Apache Drill is very efficient and fast, till you try to use it with a huge chunk of one file (such as a few GB) or if you attempt to query a complex data structure with nested data. Now, this is what I am trying to do right now — attempting to query large segments of data with a dynamic structure and nested schema.
I may construct a parquet data source from a nested array, as below,
create table dfs.tmp.camic as ( select camic.geometry.coordinates as geo_coordinates from dfs.`/home/pradeeban/programs/apache-drill-1.6.0/camic.json` camic);
Here I am giving the indices of the array.
Then I can query the data efficiently. For example,
select * from dfs.tmp.camic;
However, giving the indices won't work as I need, as I don't just need the first element. Rather I need the entire elements - in a large and dynamic array, representing the coordinates of geojson.
$ create table dfs.tmp.camic as ( select camic.geometry.coordinates as geo_coordinates from dfs.`/home/pradeeban/programs/apache-drill-1.6.0/camic.json` camic); Error: SYSTEM ERROR: UnsupportedOperationException: Unsupported type LIST
[Error Id: a6d68a6c-50ea-437b-b1db-f1c8ace0e11d on llovizna:31010] (java.lang.UnsupportedOperationException) Unsupported type LIST org.apache.drill.exec.store.parquet.ParquetRecordWriter.getType():225 org.apache.drill.exec.store.parquet.ParquetRecordWriter.newSchema():187 org.apache.drill.exec.store.parquet.ParquetRecordWriter.updateSchema():172 org.apache.drill.exec.physical.impl.WriterRecordBatch.setupNewSchema():155 org.apache.drill.exec.physical.impl.WriterRecordBatch.innerNext():103 org.apache.drill.exec.record.AbstractRecordBatch.next():162 org.apache.drill.exec.record.AbstractRecordBatch.next():119 org.apache.drill.exec.record.AbstractRecordBatch.next():109 org.apache.drill.exec.record.AbstractSingleRecordBatch.innerNext():51 org.apache.drill.exec.physical.impl.project.ProjectRecordBatch.innerNext():129 org.apache.drill.exec.record.AbstractRecordBatch.next():162 org.apache.drill.exec.physical.impl.BaseRootExec.next():104 org.apache.drill.exec.physical.impl.ScreenCreator$ScreenRoot.innerNext():81 org.apache.drill.exec.physical.impl.BaseRootExec.next():94 org.apache.drill.exec.work.fragment.FragmentExecutor$1.run():257 org.apache.drill.exec.work.fragment.FragmentExecutor$1.run():251 java.security.AccessController.doPrivileged():-2 javax.security.auth.Subject.doAs():422 org.apache.hadoop.security.UserGroupInformation.doAs():1657 org.apache.drill.exec.work.fragment.FragmentExecutor.run():251 org.apache.drill.common.SelfCleaningRunnable.run():38 java.util.concurrent.ThreadPoolExecutor.runWorker():1142 java.util.concurrent.ThreadPoolExecutor$Worker.run():617 java.lang.Thread.run():744 (state=,code=0)
Here, I am trying to query a multi-dimensional array, which is not straight-forward.
(I set the error messages to be verbose using SET `exec.errors.verbose` = true;
The commonly suggested options to query multi-dimensional arrays are:
Using the array indexes in the select query: This is impractical.

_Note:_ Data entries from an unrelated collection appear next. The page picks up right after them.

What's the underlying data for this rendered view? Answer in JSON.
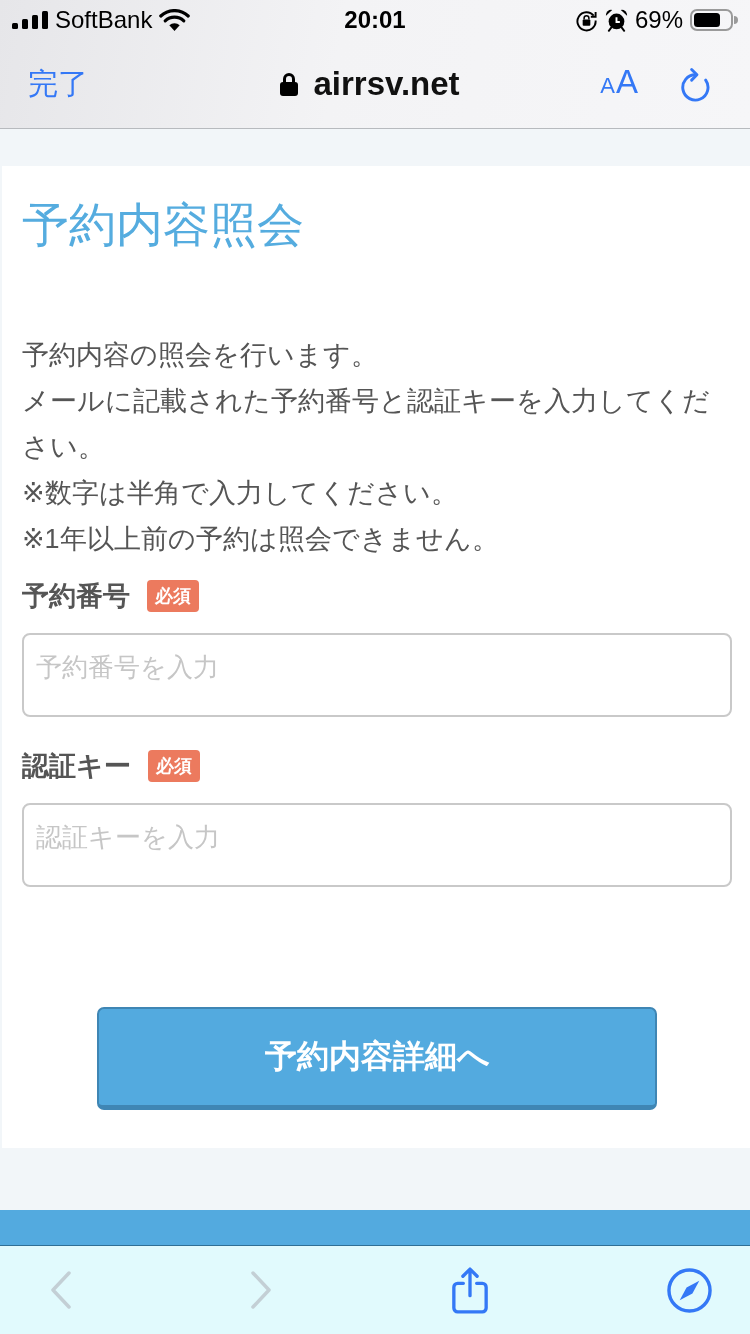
{
  "status_bar": {
    "carrier": "SoftBank",
    "time": "20:01",
    "battery": "69%"
  },
  "browser_bar": {
    "done": "完了",
    "url": "airrsv.net",
    "text_size": "AA"
  },
  "page": {
    "title": "予約内容照会",
    "intro": [
      "予約内容の照会を行います。",
      "メールに記載された予約番号と認証キーを入力してください。",
      "※数字は半角で入力してください。",
      "※1年以上前の予約は照会できません。"
    ],
    "fields": [
      {
        "label": "予約番号",
        "badge": "必須",
        "placeholder": "予約番号を入力"
      },
      {
        "label": "認証キー",
        "badge": "必須",
        "placeholder": "認証キーを入力"
      }
    ],
    "submit": "予約内容詳細へ"
  },
  "toolbar": [
    {
      "kind": "back",
      "disabled": true
    },
    {
      "kind": "forward",
      "disabled": true
    },
    {
      "kind": "share",
      "disabled": false
    },
    {
      "kind": "compass",
      "disabled": false
    }
  ]
}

I do not know how many elements I would have in this geojson — the coordinates. It may be millions or as low as 3.
Flatten keyword: I am using Drill on top of Mongo — and finding an interesting case where Drill outperforms certain queries in a distributed execution than just using Mongo. Using Flatten basically kills all the performance benefits I have with Drill otherwise. Flatten is just plain expensive operation for the scale of my data (around 48 GB. But I can split them into a few GB each).
This is a known limitation of Drill. However, this significantly reduces its usability, as the proposed workarounds are either impractical or inefficient.